Concrètement, si je fais ce métier c’est parce que j’y ai travaillé un été. L’été 89 ou 90. A l’époque, l’hôpital pouvait employer les enfants du personnel sur les périodes de vacances. A Saint-Nazaire, j’ai trouvé des collègues intéressants. On a bien ri. Et il y avait un médecin, je me souviens de ça, pour moi, c’est le premier jour mais est-ce que c’est vraiment le premier jour ? Sur un temps de transmission, le médecin m’interroge et me demande « Et toi ? Alors qu’est-ce que tu penses ? ». Il y avait ce grand écart entre la rigolade et une possibilité de travail avec vraiment un respect et une réflexion qu’on ne retrouvait pas ailleurs. C’est ça, le travail en psychiatrie. Ça s’est incarné dans cette question du médecin qui ne me connaissait ni d’Eve, ni d’Adam. J’avais zéro compétence et pourtant il me demande mon point de vue. J’ai dit faut que j’essaie. C’est un métier sympa. Et puis, le deuxième aspect, c’est la folie. La « folie », je la mets entre guillemets. Me dire que j’allais entrer dans ce monde-là, ça me mobilisait. Il y avait de l’inconnu, une forme de bravoure aussi, je ne le cache pas, à l’idée accéder un peu à ce monde étrange que, peut-être, j’arriverai à mieux comprendre, si je faisais ce parcours.
J’ai été diplômé en 93. Pendant cinq ans, j’ai travaillé à Blain, exclusivement dans les unités de soins intensifs. En arrivant à Saint-Nazaire, mon cadre supérieur m’a affecté à un hôpital de jour sans que je le souhaite. C’est la meilleure chose qui me soit arrivée professionnellement dans cette carrière hospitalière. J’ai compris que l’histoire du patient ne se bornait pas à l’hospitalisation. On ne peut pas comprendre un patient uniquement sur un temps de crise. Il y a un avant et un après. Il faut l’aborder plus largement.

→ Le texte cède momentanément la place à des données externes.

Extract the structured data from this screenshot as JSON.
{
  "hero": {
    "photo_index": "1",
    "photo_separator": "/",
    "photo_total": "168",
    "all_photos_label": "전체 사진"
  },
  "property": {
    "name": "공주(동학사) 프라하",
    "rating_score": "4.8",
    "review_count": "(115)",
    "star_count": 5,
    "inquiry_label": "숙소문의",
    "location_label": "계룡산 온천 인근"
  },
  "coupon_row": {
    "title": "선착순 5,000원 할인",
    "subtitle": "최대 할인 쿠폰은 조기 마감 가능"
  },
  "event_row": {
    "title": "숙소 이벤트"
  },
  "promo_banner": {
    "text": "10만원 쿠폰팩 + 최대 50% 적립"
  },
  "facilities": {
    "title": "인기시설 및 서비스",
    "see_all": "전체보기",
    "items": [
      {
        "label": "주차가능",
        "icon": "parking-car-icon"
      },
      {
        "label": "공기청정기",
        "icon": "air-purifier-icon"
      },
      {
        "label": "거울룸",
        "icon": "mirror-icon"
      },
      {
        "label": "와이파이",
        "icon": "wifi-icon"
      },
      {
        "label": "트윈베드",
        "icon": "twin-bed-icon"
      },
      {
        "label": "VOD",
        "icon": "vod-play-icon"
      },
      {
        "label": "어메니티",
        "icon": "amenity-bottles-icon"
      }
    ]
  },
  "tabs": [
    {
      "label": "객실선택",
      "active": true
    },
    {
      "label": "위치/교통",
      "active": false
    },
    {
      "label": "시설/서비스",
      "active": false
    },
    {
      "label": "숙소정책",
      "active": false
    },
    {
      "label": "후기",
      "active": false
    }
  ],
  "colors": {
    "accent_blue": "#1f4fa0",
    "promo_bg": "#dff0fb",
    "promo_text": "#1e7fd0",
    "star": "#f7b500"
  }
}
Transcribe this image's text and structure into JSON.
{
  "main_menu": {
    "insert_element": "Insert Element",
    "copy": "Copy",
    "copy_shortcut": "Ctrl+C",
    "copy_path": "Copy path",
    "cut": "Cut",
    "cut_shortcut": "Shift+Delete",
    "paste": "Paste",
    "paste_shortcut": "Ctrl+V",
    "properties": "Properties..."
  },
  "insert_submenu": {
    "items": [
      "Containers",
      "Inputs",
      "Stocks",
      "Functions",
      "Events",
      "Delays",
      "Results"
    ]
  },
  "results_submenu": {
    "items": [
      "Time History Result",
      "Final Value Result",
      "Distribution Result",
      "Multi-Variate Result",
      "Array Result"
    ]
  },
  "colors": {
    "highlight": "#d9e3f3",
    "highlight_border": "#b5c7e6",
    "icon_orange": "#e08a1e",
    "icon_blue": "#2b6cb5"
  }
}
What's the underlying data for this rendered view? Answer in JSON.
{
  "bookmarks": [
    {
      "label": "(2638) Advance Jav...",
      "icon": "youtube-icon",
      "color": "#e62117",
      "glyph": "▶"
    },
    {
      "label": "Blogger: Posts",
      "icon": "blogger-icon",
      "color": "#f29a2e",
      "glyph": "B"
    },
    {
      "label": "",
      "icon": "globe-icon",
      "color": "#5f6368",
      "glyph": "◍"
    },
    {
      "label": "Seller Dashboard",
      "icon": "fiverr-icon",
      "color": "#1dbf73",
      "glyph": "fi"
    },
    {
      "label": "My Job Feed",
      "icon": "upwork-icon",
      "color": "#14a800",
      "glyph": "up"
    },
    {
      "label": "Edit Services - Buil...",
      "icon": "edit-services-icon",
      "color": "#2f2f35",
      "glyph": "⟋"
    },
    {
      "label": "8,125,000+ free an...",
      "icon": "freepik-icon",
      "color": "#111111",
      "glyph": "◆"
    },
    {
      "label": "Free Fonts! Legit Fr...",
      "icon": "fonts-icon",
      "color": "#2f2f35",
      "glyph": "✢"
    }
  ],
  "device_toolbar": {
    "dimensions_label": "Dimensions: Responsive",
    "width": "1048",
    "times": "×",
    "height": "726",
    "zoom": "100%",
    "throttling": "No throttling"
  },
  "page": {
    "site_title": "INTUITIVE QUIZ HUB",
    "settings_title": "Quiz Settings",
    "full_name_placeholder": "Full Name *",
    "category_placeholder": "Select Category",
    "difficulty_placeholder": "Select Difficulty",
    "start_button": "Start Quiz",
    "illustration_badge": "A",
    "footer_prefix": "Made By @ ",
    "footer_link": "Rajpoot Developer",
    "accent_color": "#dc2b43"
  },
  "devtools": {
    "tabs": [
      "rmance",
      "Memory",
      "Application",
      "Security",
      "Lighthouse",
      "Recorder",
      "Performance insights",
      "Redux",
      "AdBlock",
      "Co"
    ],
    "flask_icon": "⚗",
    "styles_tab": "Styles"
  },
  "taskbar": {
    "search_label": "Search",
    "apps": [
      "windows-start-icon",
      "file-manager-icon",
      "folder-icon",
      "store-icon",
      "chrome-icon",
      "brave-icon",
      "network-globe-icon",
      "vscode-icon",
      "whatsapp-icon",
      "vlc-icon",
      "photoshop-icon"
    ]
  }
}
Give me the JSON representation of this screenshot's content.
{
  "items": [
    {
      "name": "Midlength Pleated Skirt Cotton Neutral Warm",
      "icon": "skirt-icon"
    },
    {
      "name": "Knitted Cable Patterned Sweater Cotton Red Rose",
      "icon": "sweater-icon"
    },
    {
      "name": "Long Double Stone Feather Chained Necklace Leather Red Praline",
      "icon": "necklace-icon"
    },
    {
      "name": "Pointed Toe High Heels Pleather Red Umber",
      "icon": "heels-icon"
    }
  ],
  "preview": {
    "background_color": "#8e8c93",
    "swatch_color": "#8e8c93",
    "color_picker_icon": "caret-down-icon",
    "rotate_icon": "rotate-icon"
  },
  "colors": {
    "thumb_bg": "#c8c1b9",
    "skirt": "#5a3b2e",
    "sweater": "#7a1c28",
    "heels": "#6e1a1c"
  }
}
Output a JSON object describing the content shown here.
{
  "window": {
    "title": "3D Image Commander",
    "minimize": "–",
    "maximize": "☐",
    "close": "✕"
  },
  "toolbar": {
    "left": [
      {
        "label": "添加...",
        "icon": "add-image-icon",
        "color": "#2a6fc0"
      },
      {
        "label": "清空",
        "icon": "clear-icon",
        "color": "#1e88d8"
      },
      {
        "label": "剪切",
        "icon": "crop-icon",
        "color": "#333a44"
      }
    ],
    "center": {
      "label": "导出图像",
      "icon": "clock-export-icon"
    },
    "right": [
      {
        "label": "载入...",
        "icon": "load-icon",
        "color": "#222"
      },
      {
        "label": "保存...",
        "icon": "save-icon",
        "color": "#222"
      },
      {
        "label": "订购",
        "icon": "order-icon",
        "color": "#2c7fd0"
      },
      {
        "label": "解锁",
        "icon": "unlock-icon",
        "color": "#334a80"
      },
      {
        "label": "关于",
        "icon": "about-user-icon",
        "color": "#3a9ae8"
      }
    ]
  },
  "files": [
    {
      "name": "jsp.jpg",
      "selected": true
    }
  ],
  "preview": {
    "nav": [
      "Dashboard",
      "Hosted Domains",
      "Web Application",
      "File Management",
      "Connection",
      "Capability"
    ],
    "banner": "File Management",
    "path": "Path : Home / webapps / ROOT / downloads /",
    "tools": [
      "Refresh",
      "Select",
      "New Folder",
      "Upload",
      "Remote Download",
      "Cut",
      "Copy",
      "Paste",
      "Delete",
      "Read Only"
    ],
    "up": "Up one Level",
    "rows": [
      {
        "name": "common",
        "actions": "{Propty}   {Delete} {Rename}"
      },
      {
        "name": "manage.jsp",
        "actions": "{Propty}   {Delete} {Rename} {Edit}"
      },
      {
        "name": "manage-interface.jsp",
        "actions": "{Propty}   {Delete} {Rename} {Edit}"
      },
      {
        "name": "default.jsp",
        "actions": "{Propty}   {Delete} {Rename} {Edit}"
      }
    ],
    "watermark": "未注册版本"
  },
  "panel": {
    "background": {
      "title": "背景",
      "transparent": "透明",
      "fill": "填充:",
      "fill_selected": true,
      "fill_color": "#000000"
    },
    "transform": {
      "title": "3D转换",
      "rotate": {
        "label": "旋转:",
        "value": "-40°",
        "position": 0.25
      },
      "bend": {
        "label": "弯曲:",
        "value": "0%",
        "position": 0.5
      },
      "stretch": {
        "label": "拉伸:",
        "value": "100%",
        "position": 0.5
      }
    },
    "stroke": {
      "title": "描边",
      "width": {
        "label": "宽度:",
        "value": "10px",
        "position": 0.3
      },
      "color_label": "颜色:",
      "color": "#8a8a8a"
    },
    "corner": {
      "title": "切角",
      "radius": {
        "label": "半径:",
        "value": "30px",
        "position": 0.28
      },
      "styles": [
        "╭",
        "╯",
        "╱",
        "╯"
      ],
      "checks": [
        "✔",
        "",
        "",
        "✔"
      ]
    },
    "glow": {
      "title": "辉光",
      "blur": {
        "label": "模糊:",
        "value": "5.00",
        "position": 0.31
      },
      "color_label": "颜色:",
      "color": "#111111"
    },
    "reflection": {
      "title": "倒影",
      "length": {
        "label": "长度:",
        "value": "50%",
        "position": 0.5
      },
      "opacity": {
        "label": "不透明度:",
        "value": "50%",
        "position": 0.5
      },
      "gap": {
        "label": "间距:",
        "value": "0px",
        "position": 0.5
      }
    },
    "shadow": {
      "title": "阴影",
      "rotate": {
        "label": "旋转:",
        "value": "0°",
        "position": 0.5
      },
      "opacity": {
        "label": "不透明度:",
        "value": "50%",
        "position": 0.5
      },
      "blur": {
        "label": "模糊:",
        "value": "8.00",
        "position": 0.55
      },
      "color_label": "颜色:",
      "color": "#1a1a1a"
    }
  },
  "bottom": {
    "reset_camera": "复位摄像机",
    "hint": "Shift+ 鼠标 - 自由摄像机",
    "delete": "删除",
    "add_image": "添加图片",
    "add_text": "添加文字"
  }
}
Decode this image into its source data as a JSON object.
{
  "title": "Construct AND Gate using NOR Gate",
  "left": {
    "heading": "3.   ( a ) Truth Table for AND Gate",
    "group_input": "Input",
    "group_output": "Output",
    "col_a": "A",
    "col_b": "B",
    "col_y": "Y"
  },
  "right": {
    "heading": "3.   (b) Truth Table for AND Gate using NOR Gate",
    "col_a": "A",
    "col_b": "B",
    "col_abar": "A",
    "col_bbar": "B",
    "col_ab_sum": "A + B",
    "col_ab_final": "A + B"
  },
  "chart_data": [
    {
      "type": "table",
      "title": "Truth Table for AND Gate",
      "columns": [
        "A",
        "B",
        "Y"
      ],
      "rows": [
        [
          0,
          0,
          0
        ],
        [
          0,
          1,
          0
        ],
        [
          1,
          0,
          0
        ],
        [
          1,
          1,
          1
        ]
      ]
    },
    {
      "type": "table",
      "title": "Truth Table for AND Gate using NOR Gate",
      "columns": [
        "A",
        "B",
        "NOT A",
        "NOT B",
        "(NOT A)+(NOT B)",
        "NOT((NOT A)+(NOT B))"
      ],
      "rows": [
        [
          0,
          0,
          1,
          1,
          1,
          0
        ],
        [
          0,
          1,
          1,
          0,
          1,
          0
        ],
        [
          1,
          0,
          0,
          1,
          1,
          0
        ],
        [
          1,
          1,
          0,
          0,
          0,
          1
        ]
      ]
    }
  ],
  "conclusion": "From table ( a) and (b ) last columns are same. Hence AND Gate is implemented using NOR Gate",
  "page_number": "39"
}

Indépendamment de la maladie, indépendamment de l’histoire, le souci du quotidien, le « Comment ça va aujourd’hui ? » est essentiel. C’est quasiment le cœur de mon travail en psy adulte. Et c’est ce qui est peut-être le moins évoqué. La maladie mentale est très agressive et, pour s’en approcher, il faut être ému. Sinon, on ne s’en approche pas. Ça ne met pas en danger le soin. Si on n’est pas touché, on n’a pas envie de s’engager. C’est comme ça que je vois les choses. C’est venu petit à petit. Il faut un peu de bouteille je crois pour pouvoir le vivre. Ce qui m’a formé c’est aussi une thérapie, une psychothérapie de groupe. J’étais en 2ème année. Et le fait de soi-même être en soins m’a aidé à comprendre la relation de soins. A un moment, je pensais que ça m’a plus formé que l’école. J’en suis encore presque baba maintenant. Les thérapeutes avaient 2-3 coups d’avance à chaque fois. C’était fortiche, cette empathie et ces compétences qui leur permettaient d’aider quelqu’un sans imposer, sans s’imposer, en laissant libre la personne.
Depuis quatre ans, je travaille en pédopsy. Je me suis retrouvé quasiment à nu professionnellement, sans repères, à tout réapprendre. Les pathologies sont complètement différentes. On doit découvrir comment on se comporte avec un enfant malade. Le travail avec les familles est intégré dans la prise en charge de l’enfant. La journée est très rythmée. On s’installe moins dans une écoute. Il y a plus d’ateliers. C’est paradoxalement avec les parents que l’on prend ce temps d’écoute.
Au final, ce sont les patients qui nous forment. Soit on accepte d’intégrer cet enseignement, d’accepter que les patients sont en capacité de nous apprendre quelque chose soit on refuse. Si je suis l’infirmier que je suis maintenant, c’est parce que j’ai rencontré tous ces patients. Ce sont des parcours touchants.